Rencontre avec Victoria Ashley, auteur de  » Sombres réminiscences « 

Victoria_Ashley_EdilivreVictoria Ashley, pouvez-vous nous parler de votre ouvrage Sombres réminiscences ?
C’est un roman que j’ai écrit il y a fort longtemps, qui m’a été inspiré d’une part par l’idée que ce devait être terrible d’enquêter sur un méfait dont on est soi-même coupable  et d’autre part par la rencontre d’une personne qui portait en elle à la fois les personnages d’Yvanne et de Richard.

Pouvez-vous nous présenter Adrien ?
Adrien est un personnage que le roman a fait naître tardivement, un peu sans me demander mon avis… C’est le style de personnage qui me fascine et que j’aime bien avoir dans mes romans : un peu un porteur de lumière, un être pur, dont la sensibilité le conduit au-delà des apparences. C’est un personnage à la fois bien ancré dans la réalité concrète mais aussi en marge de celle-ci, à la frontière entre l’ici et l’ailleurs.

D’où vous vient votre passion pour l’écriture ?
Je n’ai pas de réponse cohérente à cette question. Mon premier souvenir concernant le désir d’écrire remonte à l’âge de 9 ou 10 ans. Je me souviens avoir acheté un cahier en me disant je vais écrire un roman. D’où est venue cette idée, alors qu’autour de moi rien ne laissait présager un tel désir ? Bien sûr je n’ai pas écrit de roman sur ce cahier, mais j’ai commencé à écrire une histoire inspirée du club des cinq, collection dont j’étais une grande lectrice. J’écrivais pendant les cours d’histoire, cachée dans le fond de la classe et à la récréation je lisais mes histoires à mes copines. J’ai ainsi eu le droit à l’admiration de mon professeur d’histoire qui pensait que je prenais des notes ! Je suis donc nulle en histoire… Je crois que déjà, à notre naissance, certaines de nos aspirations sont ancrées en nous.
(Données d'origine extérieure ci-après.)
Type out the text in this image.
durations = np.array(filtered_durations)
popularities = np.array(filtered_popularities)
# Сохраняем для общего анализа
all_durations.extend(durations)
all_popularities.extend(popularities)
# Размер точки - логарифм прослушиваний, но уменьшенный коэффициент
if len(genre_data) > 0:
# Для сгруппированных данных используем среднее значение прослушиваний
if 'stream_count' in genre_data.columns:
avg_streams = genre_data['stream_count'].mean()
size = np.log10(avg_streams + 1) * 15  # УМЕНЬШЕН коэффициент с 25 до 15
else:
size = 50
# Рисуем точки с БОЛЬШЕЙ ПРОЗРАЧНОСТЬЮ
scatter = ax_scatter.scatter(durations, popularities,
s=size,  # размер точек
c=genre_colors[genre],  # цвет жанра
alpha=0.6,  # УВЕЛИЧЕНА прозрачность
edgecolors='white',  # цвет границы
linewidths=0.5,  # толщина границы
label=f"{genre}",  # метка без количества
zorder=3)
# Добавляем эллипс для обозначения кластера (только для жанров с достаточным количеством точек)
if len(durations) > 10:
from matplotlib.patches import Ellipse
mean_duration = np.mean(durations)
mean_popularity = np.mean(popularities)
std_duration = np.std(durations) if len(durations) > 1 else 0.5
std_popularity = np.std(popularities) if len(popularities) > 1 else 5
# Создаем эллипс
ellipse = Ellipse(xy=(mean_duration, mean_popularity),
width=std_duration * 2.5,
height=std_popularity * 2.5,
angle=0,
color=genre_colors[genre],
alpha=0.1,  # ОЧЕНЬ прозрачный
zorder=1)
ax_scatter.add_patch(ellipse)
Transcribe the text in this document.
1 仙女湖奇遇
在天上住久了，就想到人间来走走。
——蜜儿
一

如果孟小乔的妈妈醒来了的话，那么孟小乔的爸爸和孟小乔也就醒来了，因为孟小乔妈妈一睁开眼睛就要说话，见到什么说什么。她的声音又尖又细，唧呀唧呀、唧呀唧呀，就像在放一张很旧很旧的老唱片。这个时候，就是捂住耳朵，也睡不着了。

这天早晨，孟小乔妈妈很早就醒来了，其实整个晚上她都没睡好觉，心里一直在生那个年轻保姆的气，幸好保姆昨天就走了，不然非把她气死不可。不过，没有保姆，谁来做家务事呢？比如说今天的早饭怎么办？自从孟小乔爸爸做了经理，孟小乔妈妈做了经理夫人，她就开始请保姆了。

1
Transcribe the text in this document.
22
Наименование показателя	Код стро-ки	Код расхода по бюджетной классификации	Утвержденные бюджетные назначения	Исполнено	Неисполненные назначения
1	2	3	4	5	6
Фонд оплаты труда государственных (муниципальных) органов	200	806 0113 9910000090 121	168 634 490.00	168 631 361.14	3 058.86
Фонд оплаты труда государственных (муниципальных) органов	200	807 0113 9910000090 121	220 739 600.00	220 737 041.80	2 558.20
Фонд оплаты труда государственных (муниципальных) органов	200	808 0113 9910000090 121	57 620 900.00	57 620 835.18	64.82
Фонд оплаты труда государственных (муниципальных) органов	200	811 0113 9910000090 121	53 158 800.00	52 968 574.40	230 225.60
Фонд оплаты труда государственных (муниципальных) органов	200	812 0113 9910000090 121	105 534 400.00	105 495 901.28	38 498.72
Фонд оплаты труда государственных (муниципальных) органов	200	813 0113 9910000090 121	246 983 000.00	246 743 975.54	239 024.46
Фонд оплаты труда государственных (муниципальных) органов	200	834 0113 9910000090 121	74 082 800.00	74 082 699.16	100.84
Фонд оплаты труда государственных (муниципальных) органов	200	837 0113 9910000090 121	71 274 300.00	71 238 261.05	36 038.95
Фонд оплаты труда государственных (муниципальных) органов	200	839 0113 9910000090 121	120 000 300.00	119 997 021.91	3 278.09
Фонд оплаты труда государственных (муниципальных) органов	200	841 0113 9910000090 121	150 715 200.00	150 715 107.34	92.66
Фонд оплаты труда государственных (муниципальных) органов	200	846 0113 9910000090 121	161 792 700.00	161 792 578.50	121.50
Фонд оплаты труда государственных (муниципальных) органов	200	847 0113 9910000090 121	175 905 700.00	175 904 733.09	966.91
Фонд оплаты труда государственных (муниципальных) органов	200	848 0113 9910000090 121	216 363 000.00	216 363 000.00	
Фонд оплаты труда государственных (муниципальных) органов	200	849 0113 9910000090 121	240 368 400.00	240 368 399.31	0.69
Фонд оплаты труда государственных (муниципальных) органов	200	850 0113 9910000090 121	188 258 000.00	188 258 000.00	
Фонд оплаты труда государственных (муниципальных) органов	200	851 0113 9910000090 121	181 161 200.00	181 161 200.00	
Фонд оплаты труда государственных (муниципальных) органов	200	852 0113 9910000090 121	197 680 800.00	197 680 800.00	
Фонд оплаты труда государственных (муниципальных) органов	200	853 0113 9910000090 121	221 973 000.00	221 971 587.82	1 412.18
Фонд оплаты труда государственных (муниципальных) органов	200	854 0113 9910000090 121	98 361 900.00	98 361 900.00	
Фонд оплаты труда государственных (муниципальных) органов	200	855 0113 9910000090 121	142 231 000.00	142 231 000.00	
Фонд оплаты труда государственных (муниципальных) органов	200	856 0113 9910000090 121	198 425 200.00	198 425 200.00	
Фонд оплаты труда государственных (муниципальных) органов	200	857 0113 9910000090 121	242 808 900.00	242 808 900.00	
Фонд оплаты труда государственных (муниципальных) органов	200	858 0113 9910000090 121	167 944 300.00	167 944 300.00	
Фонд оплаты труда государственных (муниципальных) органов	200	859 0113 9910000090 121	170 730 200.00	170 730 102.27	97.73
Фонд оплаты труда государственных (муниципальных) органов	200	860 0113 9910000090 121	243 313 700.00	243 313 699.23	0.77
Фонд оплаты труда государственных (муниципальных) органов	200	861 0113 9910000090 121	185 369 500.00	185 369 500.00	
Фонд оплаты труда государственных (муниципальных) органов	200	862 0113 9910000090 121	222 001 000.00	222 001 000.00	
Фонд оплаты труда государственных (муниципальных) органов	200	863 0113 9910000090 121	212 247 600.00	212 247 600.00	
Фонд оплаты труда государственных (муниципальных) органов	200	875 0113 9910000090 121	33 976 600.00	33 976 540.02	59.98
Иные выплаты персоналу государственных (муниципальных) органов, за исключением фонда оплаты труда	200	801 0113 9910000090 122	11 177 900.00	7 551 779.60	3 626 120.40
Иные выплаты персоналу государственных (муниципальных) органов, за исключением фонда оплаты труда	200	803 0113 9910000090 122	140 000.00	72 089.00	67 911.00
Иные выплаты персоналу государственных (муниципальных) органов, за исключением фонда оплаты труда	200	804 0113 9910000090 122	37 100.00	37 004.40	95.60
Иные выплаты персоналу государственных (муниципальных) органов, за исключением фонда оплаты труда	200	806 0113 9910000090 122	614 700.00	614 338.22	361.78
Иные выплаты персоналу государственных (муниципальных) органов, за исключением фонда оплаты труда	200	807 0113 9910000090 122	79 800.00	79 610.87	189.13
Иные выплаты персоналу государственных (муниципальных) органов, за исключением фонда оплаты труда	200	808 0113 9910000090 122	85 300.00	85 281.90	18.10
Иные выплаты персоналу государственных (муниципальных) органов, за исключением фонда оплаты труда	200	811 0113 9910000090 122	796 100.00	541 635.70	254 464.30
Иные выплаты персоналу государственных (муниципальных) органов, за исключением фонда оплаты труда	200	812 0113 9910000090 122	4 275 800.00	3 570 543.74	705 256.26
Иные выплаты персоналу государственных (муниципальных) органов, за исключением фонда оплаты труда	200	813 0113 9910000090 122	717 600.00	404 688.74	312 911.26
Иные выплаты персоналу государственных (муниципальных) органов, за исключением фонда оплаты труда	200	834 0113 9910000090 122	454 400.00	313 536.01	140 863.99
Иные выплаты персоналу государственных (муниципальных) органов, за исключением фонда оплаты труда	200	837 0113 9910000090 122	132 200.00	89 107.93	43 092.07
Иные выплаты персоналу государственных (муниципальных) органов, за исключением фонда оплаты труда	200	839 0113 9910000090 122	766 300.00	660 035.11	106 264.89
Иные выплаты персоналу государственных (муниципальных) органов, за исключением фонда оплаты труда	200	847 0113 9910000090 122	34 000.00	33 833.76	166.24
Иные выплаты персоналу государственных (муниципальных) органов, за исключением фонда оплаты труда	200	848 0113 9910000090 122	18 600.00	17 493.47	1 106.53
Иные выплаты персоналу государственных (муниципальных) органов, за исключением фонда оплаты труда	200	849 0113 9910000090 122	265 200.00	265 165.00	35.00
Quels sont, selon vous, les ingrédients d’un bon roman policier ?
Chaque personne a sa notion d’un bon roman policier : certains vont aimer l’action, d’autres les romans violents, d’autres les policiers à l’ancienne etc… J’ai aimé Agatha Christie et Sherlock Holmes, des énigmes sans profusion excessives de sang, des histoires qui rapportent le côté sombre des hommes, où le crime s’explique par la souffrance et non par la cruauté pure : du suspense, ( qui a tué et pourquoi ?), un peu d’amour, une histoire qui nous plonge dans un univers historique, un univers éloigné de notre quotidien ou un peu irréel, qui malgré sa part d’irréel a un déroulement logique. Mais ce n’est pas parce que l’on a défini quels sont les bons ingrédients d’un roman policier que l’on va forcément être capable de les insérer dans le roman que l’on écrit ! Je suis souvent étonnée de constater que le roman, une fois ébauché va commencer à s’affranchir et s’affirmer.

Souhaitez-vous délivrer un message à travers cet ouvrage ?
Je ne l’ai pas écrit dans le but de délivrer un message, cependant en le lisant une fois terminé, je constate que la lumière y a une place importante et que justement comme je le disais plus haut, je suis persuadée que nous naissons avec un passé qui nous conditionne et nous conduit si l’on ne prend pas la peine de s’interroger sur nos actions et nos penchants.

Quels sont vos auteurs de référence ?
Agatha Christie, Arthur Conan Doyle, Tony Hillerman , Frank Tallis, Peter Tremayne, J.C. Sansom, P.D.James, Elizabeth George… Mais si je ne devais en citer qu’un seul, ce serait : Arturo Perez Reverte.

Avez-vous d’autres projets littéraires ?
J’ai toujours des projets littéraires. J’ai écrit d’autres romans déjà terminés et j’ai toujours un chantier en cours…

Un dernier mot pour vos lecteurs ?
J’espère leur avoir offert un délicieux moment de détente. C’est, selon moi, ce que doit être un roman.